Location
- 11625 CR 281 Zephyr, Texas 76432-0708 United States
- Coordinates: 31°40′31″N 98°47′38″W﻿ / ﻿31.675244°N 98.793763°W

Information
- School type: Public, high school
- School district: Zephyr Independent School District
- Principal: Caleb Walls
- Teaching staff: 21.59 (2022–23) (FTE)
- Grades: PK-12
- Enrollment: 227 (2022–23)
- Student to teacher ratio: 10.51 (2022–23)
- Colors: Maroon, Gray & White
- Athletics conference: UIL Class A
- Mascot: Bulldogs
- Yearbook: The Zephyr
- Website: zephyrisd.net

= Zephyr High School =

Zephyr High School is a public high school located in unincorporated Zephyr, Texas (U.S.) and classified as a 1A school by the UIL. It is part of the Zephyr Independent School District located in eastern Brown County.

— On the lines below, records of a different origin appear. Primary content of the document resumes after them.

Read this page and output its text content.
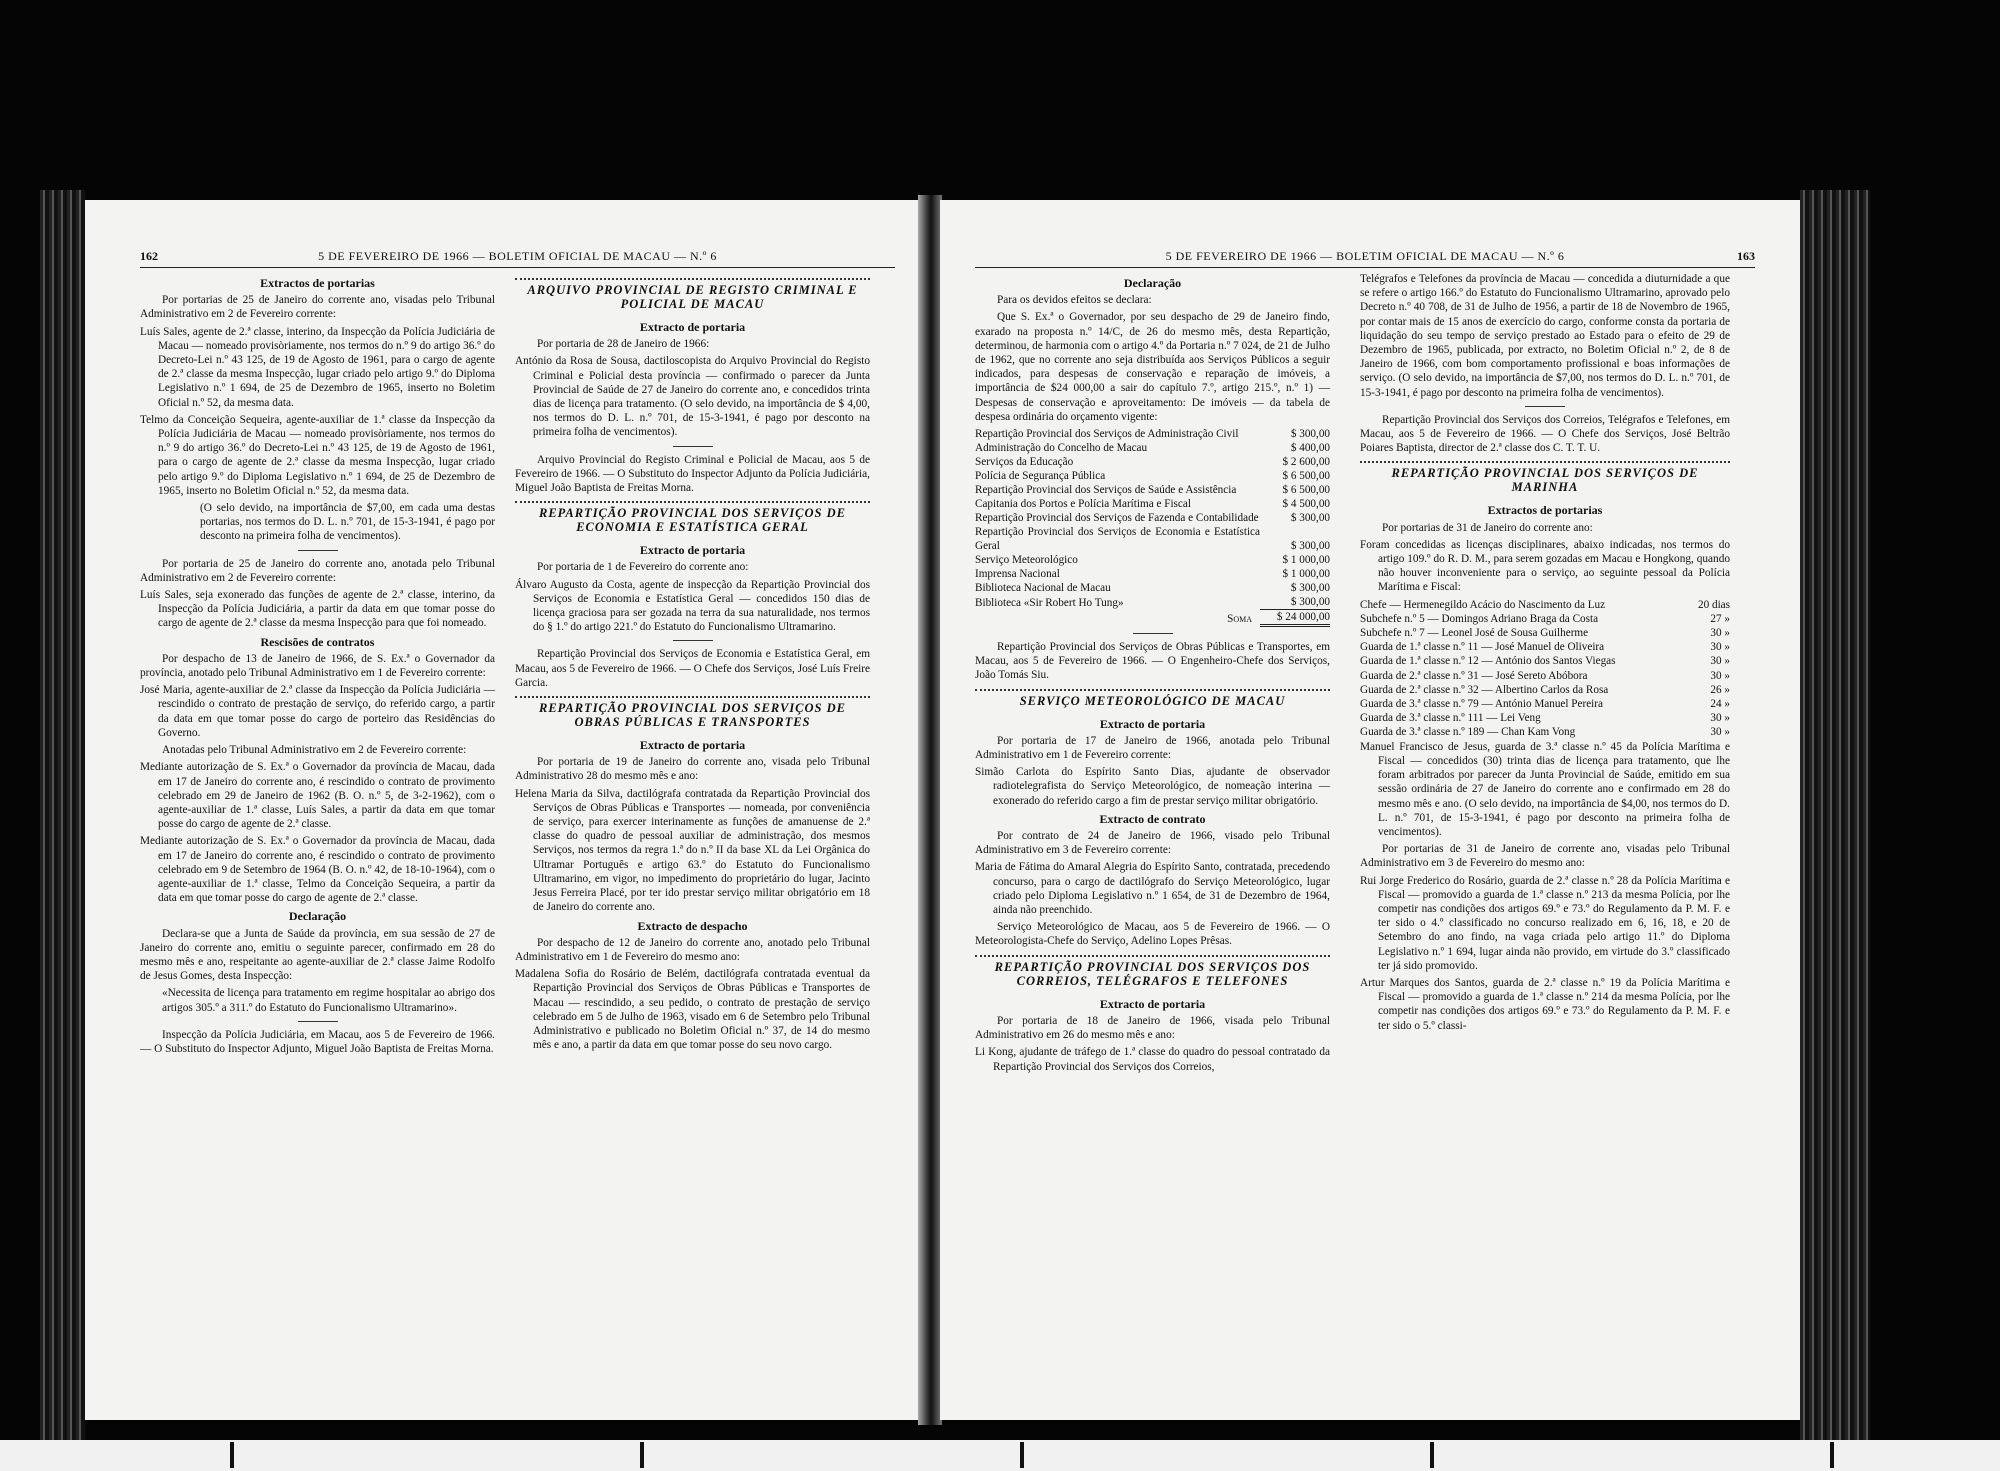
162	5 DE FEVEREIRO DE 1966 — BOLETIM OFICIAL DE MACAU — N.º 6
Extractos de portarias

Por portarias de 25 de Janeiro do corrente ano, visadas pelo Tribunal Administrativo em 2 de Fevereiro corrente:

Luís Sales, agente de 2.ª classe, interino, da Inspecção da Polícia Judiciária de Macau — nomeado provisòriamente, nos termos do n.º 9 do artigo 36.º do Decreto-Lei n.º 43 125, de 19 de Agosto de 1961, para o cargo de agente de 2.ª classe da mesma Inspecção, lugar criado pelo artigo 9.º do Diploma Legislativo n.º 1 694, de 25 de Dezembro de 1965, inserto no Boletim Oficial n.º 52, da mesma data.

Telmo da Conceição Sequeira, agente-auxiliar de 1.ª classe da Inspecção da Polícia Judiciária de Macau — nomeado provisòriamente, nos termos do n.º 9 do artigo 36.º do Decreto-Lei n.º 43 125, de 19 de Agosto de 1961, para o cargo de agente de 2.ª classe da mesma Inspecção, lugar criado pelo artigo 9.º do Diploma Legislativo n.º 1 694, de 25 de Dezembro de 1965, inserto no Boletim Oficial n.º 52, da mesma data.

(O selo devido, na importância de $7,00, em cada uma destas portarias, nos termos do D. L. n.º 701, de 15-3-1941, é pago por desconto na primeira folha de vencimentos).

Por portaria de 25 de Janeiro do corrente ano, anotada pelo Tribunal Administrativo em 2 de Fevereiro corrente:

Luís Sales, seja exonerado das funções de agente de 2.ª classe, interino, da Inspecção da Polícia Judiciária, a partir da data em que tomar posse do cargo de agente de 2.ª classe da mesma Inspecção para que foi nomeado.

Rescisões de contratos

Por despacho de 13 de Janeiro de 1966, de S. Ex.ª o Governador da província, anotado pelo Tribunal Administrativo em 1 de Fevereiro corrente:

José Maria, agente-auxiliar de 2.ª classe da Inspecção da Polícia Judiciária — rescindido o contrato de prestação de serviço, do referido cargo, a partir da data em que tomar posse do cargo de porteiro das Residências do Governo.

Anotadas pelo Tribunal Administrativo em 2 de Fevereiro corrente:

Mediante autorização de S. Ex.ª o Governador da província de Macau, dada em 17 de Janeiro do corrente ano, é rescindido o contrato de provimento celebrado em 29 de Janeiro de 1962 (B. O. n.º 5, de 3-2-1962), com o agente-auxiliar de 1.ª classe, Luís Sales, a partir da data em que tomar posse do cargo de agente de 2.ª classe.

Mediante autorização de S. Ex.ª o Governador da província de Macau, dada em 17 de Janeiro do corrente ano, é rescindido o contrato de provimento celebrado em 9 de Setembro de 1964 (B. O. n.º 42, de 18-10-1964), com o agente-auxiliar de 1.ª classe, Telmo da Conceição Sequeira, a partir da data em que tomar posse do cargo de agente de 2.ª classe.

Declaração

Declara-se que a Junta de Saúde da província, em sua sessão de 27 de Janeiro do corrente ano, emitiu o seguinte parecer, confirmado em 28 do mesmo mês e ano, respeitante ao agente-auxiliar de 2.ª classe Jaime Rodolfo de Jesus Gomes, desta Inspecção:

«Necessita de licença para tratamento em regime hospitalar ao abrigo dos artigos 305.º a 311.º do Estatuto do Funcionalismo Ultramarino».

Inspecção da Polícia Judiciária, em Macau, aos 5 de Fevereiro de 1966. — O Substituto do Inspector Adjunto, Miguel João Baptista de Freitas Morna.

ARQUIVO PROVINCIAL DE REGISTO CRIMINAL E POLICIAL DE MACAU
Extracto de portaria

Por portaria de 28 de Janeiro de 1966:

António da Rosa de Sousa, dactiloscopista do Arquivo Provincial do Registo Criminal e Policial desta província — confirmado o parecer da Junta Provincial de Saúde de 27 de Janeiro do corrente ano, e concedidos trinta dias de licença para tratamento. (O selo devido, na importância de $ 4,00, nos termos do D. L. n.º 701, de 15-3-1941, é pago por desconto na primeira folha de vencimentos).

Arquivo Provincial do Registo Criminal e Policial de Macau, aos 5 de Fevereiro de 1966. — O Substituto do Inspector Adjunto da Polícia Judiciária, Miguel João Baptista de Freitas Morna.

REPARTIÇÃO PROVINCIAL DOS SERVIÇOS DE ECONOMIA E ESTATÍSTICA GERAL
Extracto de portaria

Por portaria de 1 de Fevereiro do corrente ano:

Álvaro Augusto da Costa, agente de inspecção da Repartição Provincial dos Serviços de Economia e Estatística Geral — concedidos 150 dias de licença graciosa para ser gozada na terra da sua naturalidade, nos termos do § 1.º do artigo 221.º do Estatuto do Funcionalismo Ultramarino.

Repartição Provincial dos Serviços de Economia e Estatística Geral, em Macau, aos 5 de Fevereiro de 1966. — O Chefe dos Serviços, José Luís Freire Garcia.

REPARTIÇÃO PROVINCIAL DOS SERVIÇOS DE OBRAS PÚBLICAS E TRANSPORTES
Extracto de portaria

Por portaria de 19 de Janeiro do corrente ano, visada pelo Tribunal Administrativo 28 do mesmo mês e ano:

Helena Maria da Silva, dactilógrafa contratada da Repartição Provincial dos Serviços de Obras Públicas e Transportes — nomeada, por conveniência de serviço, para exercer interinamente as funções de amanuense de 2.ª classe do quadro de pessoal auxiliar de administração, dos mesmos Serviços, nos termos da regra 1.ª do n.º II da base XL da Lei Orgânica do Ultramar Português e artigo 63.º do Estatuto do Funcionalismo Ultramarino, em vigor, no impedimento do proprietário do lugar, Jacinto Jesus Ferreira Placé, por ter ido prestar serviço militar obrigatório em 18 de Janeiro do corrente ano.

Extracto de despacho

Por despacho de 12 de Janeiro do corrente ano, anotado pelo Tribunal Administrativo em 1 de Fevereiro do mesmo ano:

Madalena Sofia do Rosário de Belém, dactilógrafa contratada eventual da Repartição Provincial dos Serviços de Obras Públicas e Transportes de Macau — rescindido, a seu pedido, o contrato de prestação de serviço celebrado em 5 de Julho de 1963, visado em 6 de Setembro pelo Tribunal Administrativo e publicado no Boletim Oficial n.º 37, de 14 do mesmo mês e ano, a partir da data em que tomar posse do seu novo cargo.

5 DE FEVEREIRO DE 1966 — BOLETIM OFICIAL DE MACAU — N.º 6	163
Declaração

Para os devidos efeitos se declara:

Que S. Ex.ª o Governador, por seu despacho de 29 de Janeiro findo, exarado na proposta n.º 14/C, de 26 do mesmo mês, desta Repartição, determinou, de harmonia com o artigo 4.º da Portaria n.º 7 024, de 21 de Julho de 1962, que no corrente ano seja distribuída aos Serviços Públicos a seguir indicados, para despesas de conservação e reparação de imóveis, a importância de $24 000,00 a sair do capítulo 7.º, artigo 215.º, n.º 1) — Despesas de conservação e aproveitamento: De imóveis — da tabela de despesa ordinária do orçamento vigente:

Repartição Provincial dos Serviços de Administração Civil	$ 300,00
Administração do Concelho de Macau	$ 400,00
Serviços da Educação	$ 2 600,00
Polícia de Segurança Pública	$ 6 500,00
Repartição Provincial dos Serviços de Saúde e Assistência	$ 6 500,00
Capitania dos Portos e Polícia Marítima e Fiscal	$ 4 500,00
Repartição Provincial dos Serviços de Fazenda e Contabilidade	$ 300,00
Repartição Provincial dos Serviços de Economia e Estatística Geral	$ 300,00
Serviço Meteorológico	$ 1 000,00
Imprensa Nacional	$ 1 000,00
Biblioteca Nacional de Macau	$ 300,00
Biblioteca «Sir Robert Ho Tung»	$ 300,00
Soma	$ 24 000,00

Repartição Provincial dos Serviços de Obras Públicas e Transportes, em Macau, aos 5 de Fevereiro de 1966. — O Engenheiro-Chefe dos Serviços, João Tomás Siu.

SERVIÇO METEOROLÓGICO DE MACAU
Extracto de portaria

Por portaria de 17 de Janeiro de 1966, anotada pelo Tribunal Administrativo em 1 de Fevereiro corrente:

Simão Carlota do Espírito Santo Dias, ajudante de observador radiotelegrafista do Serviço Meteorológico, de nomeação interina — exonerado do referido cargo a fim de prestar serviço militar obrigatório.

Extracto de contrato

Por contrato de 24 de Janeiro de 1966, visado pelo Tribunal Administrativo em 3 de Fevereiro corrente:

Maria de Fátima do Amaral Alegria do Espírito Santo, contratada, precedendo concurso, para o cargo de dactilógrafo do Serviço Meteorológico, lugar criado pelo Diploma Legislativo n.º 1 654, de 31 de Dezembro de 1964, ainda não preenchido.

Serviço Meteorológico de Macau, aos 5 de Fevereiro de 1966. — O Meteorologista-Chefe do Serviço, Adelino Lopes Prêsas.

REPARTIÇÃO PROVINCIAL DOS SERVIÇOS DOS CORREIOS, TELÉGRAFOS E TELEFONES
Extracto de portaria

Por portaria de 18 de Janeiro de 1966, visada pelo Tribunal Administrativo em 26 do mesmo mês e ano:

Li Kong, ajudante de tráfego de 1.ª classe do quadro do pessoal contratado da Repartição Provincial dos Serviços dos Correios,

Telégrafos e Telefones da província de Macau — concedida a diuturnidade a que se refere o artigo 166.º do Estatuto do Funcionalismo Ultramarino, aprovado pelo Decreto n.º 40 708, de 31 de Julho de 1956, a partir de 18 de Novembro de 1965, por contar mais de 15 anos de exercício do cargo, conforme consta da portaria de liquidação do seu tempo de serviço prestado ao Estado para o efeito de 29 de Dezembro de 1965, publicada, por extracto, no Boletim Oficial n.º 2, de 8 de Janeiro de 1966, com bom comportamento profissional e boas informações de serviço. (O selo devido, na importância de $7,00, nos termos do D. L. n.º 701, de 15-3-1941, é pago por desconto na primeira folha de vencimentos).

Repartição Provincial dos Serviços dos Correios, Telégrafos e Telefones, em Macau, aos 5 de Fevereiro de 1966. — O Chefe dos Serviços, José Beltrão Poiares Baptista, director de 2.ª classe dos C. T. T. U.

REPARTIÇÃO PROVINCIAL DOS SERVIÇOS DE MARINHA
Extractos de portarias

Por portarias de 31 de Janeiro do corrente ano:

Foram concedidas as licenças disciplinares, abaixo indicadas, nos termos do artigo 109.º do R. D. M., para serem gozadas em Macau e Hongkong, quando não houver inconveniente para o serviço, ao seguinte pessoal da Polícia Marítima e Fiscal:

Chefe — Hermenegildo Acácio do Nascimento da Luz	20 dias
Subchefe n.º 5 — Domingos Adriano Braga da Costa	27 »
Subchefe n.º 7 — Leonel José de Sousa Guilherme	30 »
Guarda de 1.ª classe n.º 11 — José Manuel de Oliveira	30 »
Guarda de 1.ª classe n.º 12 — António dos Santos Viegas	30 »
Guarda de 2.ª classe n.º 31 — José Sereto Abóbora	30 »
Guarda de 2.ª classe n.º 32 — Albertino Carlos da Rosa	26 »
Guarda de 3.ª classe n.º 79 — António Manuel Pereira	24 »
Guarda de 3.ª classe n.º 111 — Lei Veng	30 »
Guarda de 3.ª classe n.º 189 — Chan Kam Vong	30 »

Manuel Francisco de Jesus, guarda de 3.ª classe n.º 45 da Polícia Marítima e Fiscal — concedidos (30) trinta dias de licença para tratamento, que lhe foram arbitrados por parecer da Junta Provincial de Saúde, emitido em sua sessão ordinária de 27 de Janeiro do corrente ano e confirmado em 28 do mesmo mês e ano. (O selo devido, na importância de $4,00, nos termos do D. L. n.º 701, de 15-3-1941, é pago por desconto na primeira folha de vencimentos).

Por portarias de 31 de Janeiro de corrente ano, visadas pelo Tribunal Administrativo em 3 de Fevereiro do mesmo ano:

Rui Jorge Frederico do Rosário, guarda de 2.ª classe n.º 28 da Polícia Marítima e Fiscal — promovido a guarda de 1.ª classe n.º 213 da mesma Polícia, por lhe competir nas condições dos artigos 69.º e 73.º do Regulamento da P. M. F. e ter sido o 4.º classificado no concurso realizado em 6, 16, 18, e 20 de Setembro do ano findo, na vaga criada pelo artigo 11.º do Diploma Legislativo n.º 1 694, lugar ainda não provido, em virtude do 3.º classificado ter já sido promovido.

Artur Marques dos Santos, guarda de 2.ª classe n.º 19 da Polícia Marítima e Fiscal — promovido a guarda de 1.ª classe n.º 214 da mesma Polícia, por lhe competir nas condições dos artigos 69.º e 73.º do Regulamento da P. M. F. e ter sido o 5.º classi-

For the 2024-2025 school year, the school was given a "B" by the Texas Education Agency.

==Athletics==
The Zephyr Bulldogs compete in these sports:

- Basketball
- Cross Country
- 6-Man Football
- Golf
- Track and Field
- Tennis
- Volleyball
Zephyr built a new football field complete with an artificial surface in 2009. This stadium is home to Tapps Division 1, 2, and 3 state championships.